Sure enough, [Peripheral Awareness] clocked the aggressive first strike as soon as they thought they were behind him. Luke suppressed a sigh and spun on his good foot to lash out one-handed with the mace. Even though he wasn’t unarmed, his new skill adjusted the bend in his knee to keep his balance perfect as he extended his arm and threw his weight around behind the swing.

The mace struck the cave gripper’s shoulder, blowing it sideways and into a spin that only ended when it crashed into the stone wall ten feet away. A small part of Luke hoped that would be enough to convince the others to reconsider, but he didn’t expect it. Four times he’d been forced to fight them when going back and forth from the workshop, and every time, they fought to the death. The closest to retreat they ever got was that very first encounter when they’d brought back that tank of a spider.

He figured it was some kind of territory thing, and that since he kept killing the new groups that tried to take over the dried-out ravine, more of them were going to come up from whatever depths they lived at to try to fill the void. As tired of it as he was, he tried to think of it as a bit of free XP every other day.

The battle ended shortly after that, with no more than one or two strikes to kill each one. It was kind of interesting to see how [Unarmed Martialist] modified the way his body moved, often shifting his stance to allow for a greater variety of follow-up motions that let him react to attacks without having to predict them. With so many more options open to him, [Twitch Reflexes] got a lot more flexible and stopped trying to tear his wounds open again to make him dodge a certain way.

[You have slain 5 creatures between levels 5-6. 147 XP awarded.]

A part of him wanted to save the carcasses of the three elk, but since he no longer had his stretching racks, he was back to rigging up something using tree branches. It hadn’t worked very well the first time, but he’d been too inexperienced to realize it.

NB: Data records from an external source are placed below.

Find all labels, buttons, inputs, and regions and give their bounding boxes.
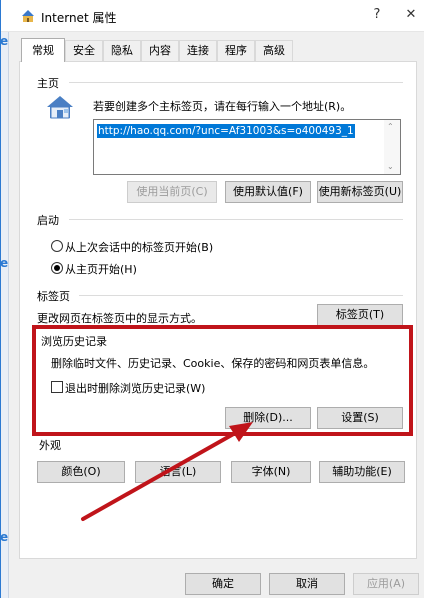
tabs-description: 更改网页在标签页中的显示方式。 [37, 312, 202, 325]
accessibility-button[interactable]: 辅助功能(E) [319, 461, 405, 483]
homepage-url-text: http://hao.qq.com/?unc=Af31003&s=o400493… [97, 124, 355, 138]
cancel-button[interactable]: 取消 [269, 573, 345, 595]
highlight-box [32, 325, 413, 436]
tab-security[interactable]: 安全 [65, 40, 103, 62]
fonts-button[interactable]: 字体(N) [231, 461, 311, 483]
divider [69, 219, 403, 220]
window-title: Internet 属性 [41, 11, 117, 25]
languages-button[interactable]: 语言(L) [135, 461, 221, 483]
scroll-down-icon[interactable]: ⌄ [387, 162, 394, 171]
start-homepage-label[interactable]: 从主页开始(H) [65, 261, 137, 277]
tab-content[interactable]: 内容 [141, 40, 179, 62]
ie-logo-icon: e [0, 34, 9, 48]
tabs-section-label: 标签页 [37, 288, 74, 304]
close-button[interactable]: ✕ [401, 7, 421, 25]
tab-programs[interactable]: 程序 [217, 40, 255, 62]
home-icon [47, 96, 73, 119]
appearance-section-label: 外观 [39, 439, 61, 452]
internet-options-window: e e e e Internet 属性 ? ✕ 常规 安全 隐私 内容 连接 程… [0, 0, 424, 598]
startup-section-label: 启动 [37, 212, 63, 228]
tab-connections[interactable]: 连接 [179, 40, 217, 62]
divider [69, 82, 403, 83]
divider [79, 295, 403, 296]
help-button[interactable]: ? [367, 7, 387, 25]
ie-logo-icon: e [0, 256, 9, 270]
homepage-url-textarea[interactable]: http://hao.qq.com/?unc=Af31003&s=o400493… [93, 119, 401, 175]
tab-privacy[interactable]: 隐私 [103, 40, 141, 62]
internet-options-icon [22, 10, 34, 22]
tab-strip: 常规 安全 隐私 内容 连接 程序 高级 [21, 38, 421, 62]
use-new-tab-button[interactable]: 使用新标签页(U) [317, 181, 403, 203]
use-current-button[interactable]: 使用当前页(C) [127, 181, 217, 203]
ie-logo-icon: e [0, 530, 9, 544]
start-homepage-radio[interactable] [51, 262, 63, 274]
tab-general[interactable]: 常规 [21, 38, 65, 62]
start-last-session-radio[interactable] [51, 240, 63, 252]
background-app-edge: e e e e [0, 0, 9, 598]
colors-button[interactable]: 颜色(O) [37, 461, 125, 483]
homepage-description: 若要创建多个主标签页，请在每行输入一个地址(R)。 [93, 100, 352, 113]
scroll-up-icon[interactable]: ⌃ [387, 122, 394, 131]
title-bar: Internet 属性 ? ✕ [1, 0, 424, 32]
use-default-button[interactable]: 使用默认值(F) [225, 181, 311, 203]
start-last-session-label[interactable]: 从上次会话中的标签页开始(B) [65, 239, 213, 255]
homepage-section-label: 主页 [37, 75, 63, 91]
ok-button[interactable]: 确定 [185, 573, 261, 595]
textarea-scrollbar[interactable]: ⌃ ⌄ [384, 120, 400, 174]
apply-button[interactable]: 应用(A) [353, 573, 419, 595]
tabs-settings-button[interactable]: 标签页(T) [317, 304, 403, 326]
tab-advanced[interactable]: 高级 [255, 40, 293, 62]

He could use some of the meat too, but he didn’t feel like going back out into the forest to get firewood to cook it and it wasn’t like he could store it in the fridge.

In the end, he left it all behind. All he really wanted was sleep. Luke approached the crevice that led up to the workshop, climbed up to his place of relative safety, and passed out on the stone bench that served as his bed.

* * *

“You said it would be blind,” Gulgok snarled at the Blackfut.

Unimpressed, the shaman corrected him, “No, I said its perception would be reduced. Its level must have been high enough that the curse wasn’t enough to completely blind it.”

Gulgok hated his shaman, not just because the smaller and weaker goblin refused to cower and obey, but because of those strange powers he had. He’d put almost all his AP into esoteric skills that built up to something formidable, something that couldn’t be beaten with mere strength of arms.

Except the Day Hunter had overcome the curse, at least enough to keep some measure of awareness. If it could do it, then Gulgok could do it too. And if Gulgok could do it, then maybe it was time Blackfut learned to fear and respect him in the proper amounts.

But no, not yet, not while the Day Hunter was still breathing. If the damn pink-skinned monster had only shown up at its camp an hour or two earlier before the sun had come up, they’d have had it. They’d waited for hours throughout the night, Bluerock hunting parties scouring the forest, but in the end, the Day Hunter had walked right into the ambush they’d set up, only late enough that daylight had affected the Grimshard marksgoblins’ aim.

Or at least that’s what Margl claimed. More like his goblins couldn’t hit a two-ton so fat that it weighed three tons. Once they’d killed the Day Hunter, Gulgok was thinking it was time to reorganize the valley’s hierarchy. Bluerock had lost enough goblins already that their only choices were to be absorbed into Bloodbite or be exterminated.

And then, once he’d taken care of them, he’d finish off Grimshard and be the sole boss left. And then, when all the threats were wiped out and his power was consolidated, that shaman would get what was coming to him.

He just had to take care of the Day Hunter, and it would all be his.